What I did is make the Isomalt and then pour it into little puddles on my silicone mat. I left it clear. Then I would take a small ramekin or mug and microwave a few at a time to melt them. Then I'd flavor and color that mini batch. You need to do this near a microwave because I found I was warming my batch in 15 second intervals every 5-10 minutes while casting the jewels. A coffee cup warmer would probably help a lot!

Then you can pour about 3 tsp at a time into a little medicine cup or silicone muffin cup (suggestion above) and fill the cavities in your mold. If you bang the medicine cup on the table a few times before you pour, you'll eliminate a lot of bubbles. It's definitely trial and error. The biggest things I learned are to work in small batches, keep it hot, and WATCH OUT FOR BURNS! I've got blisters on both hands!

Isomalt shouldn't cloud but if it does or you want more shine, spray it with cooking spray and they'll perk right up.

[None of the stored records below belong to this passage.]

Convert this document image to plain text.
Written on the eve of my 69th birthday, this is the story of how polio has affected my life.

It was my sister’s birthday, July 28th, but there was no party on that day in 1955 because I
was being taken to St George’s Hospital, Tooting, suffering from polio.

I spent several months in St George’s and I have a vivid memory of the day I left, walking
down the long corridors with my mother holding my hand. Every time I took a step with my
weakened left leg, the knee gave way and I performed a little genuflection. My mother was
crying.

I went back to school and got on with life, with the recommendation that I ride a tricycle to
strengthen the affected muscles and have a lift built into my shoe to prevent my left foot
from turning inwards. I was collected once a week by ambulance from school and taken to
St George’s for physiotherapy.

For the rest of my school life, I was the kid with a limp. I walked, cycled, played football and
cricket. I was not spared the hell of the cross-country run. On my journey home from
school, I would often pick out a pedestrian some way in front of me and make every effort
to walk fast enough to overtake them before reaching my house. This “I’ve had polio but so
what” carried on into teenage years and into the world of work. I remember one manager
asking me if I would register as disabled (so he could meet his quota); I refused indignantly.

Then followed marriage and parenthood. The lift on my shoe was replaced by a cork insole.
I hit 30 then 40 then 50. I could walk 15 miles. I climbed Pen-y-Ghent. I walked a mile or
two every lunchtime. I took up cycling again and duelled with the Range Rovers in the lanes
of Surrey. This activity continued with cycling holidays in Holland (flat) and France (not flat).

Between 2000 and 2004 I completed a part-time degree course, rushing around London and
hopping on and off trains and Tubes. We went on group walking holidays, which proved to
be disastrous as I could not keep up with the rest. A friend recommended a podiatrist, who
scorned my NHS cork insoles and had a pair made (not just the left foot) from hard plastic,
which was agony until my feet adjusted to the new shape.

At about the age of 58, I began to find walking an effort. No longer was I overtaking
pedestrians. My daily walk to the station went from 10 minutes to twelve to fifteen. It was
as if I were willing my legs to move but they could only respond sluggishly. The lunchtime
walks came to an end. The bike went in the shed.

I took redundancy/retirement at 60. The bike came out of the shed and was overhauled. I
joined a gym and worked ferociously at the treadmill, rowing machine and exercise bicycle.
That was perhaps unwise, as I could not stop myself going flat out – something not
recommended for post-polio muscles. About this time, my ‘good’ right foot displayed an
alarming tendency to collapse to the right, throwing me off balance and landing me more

Country Kitchen also sells silica gel packs. Get some when you order your supplies and put them in with your stored gems in an airtight container. That will help maintain low moisture to prevent sticking.

Photobucket

6 comments:

Anonymous said...

I'm having trouble with tiny air bubbles not really IN the isomalt but when the isomalt is poured into the mold there are tiny bubbleson the surface of the mat...could you let me know what I'm doing wrong..I'd appreciate it very much

Anonymous said...

Your isomalt syrup may be too hot when you pour it. Letting it cool off just slightly may help.

Anonymous said...

whats the best way to get the isomalt into all those little candy gem molds? We made some but it was so hard to get it into the litttle gems without getting syrup all over, we just used a small spoon to fill the molds

Stacey said...

I use a medicine cup. It holds a little at a time and you can squeeze it to form a little pouring spout. The other option is a silicone cupcake liner.

Anonymous said...

I have never made candy with the isomalt and I'm considering if for my daughter's sweet 16 cake. Do the gems taste good? Are the like lollipop consistency? I'm trying to decide if the kids will like it before I spend money ordering the supplies to make them. Thanks for any help/opinions!

Stacey said...

You can flavor them however you want. I got some citric acid and strawberry flavor and they aren't bad. Reminds me of the sugar free candies I ate as a kid.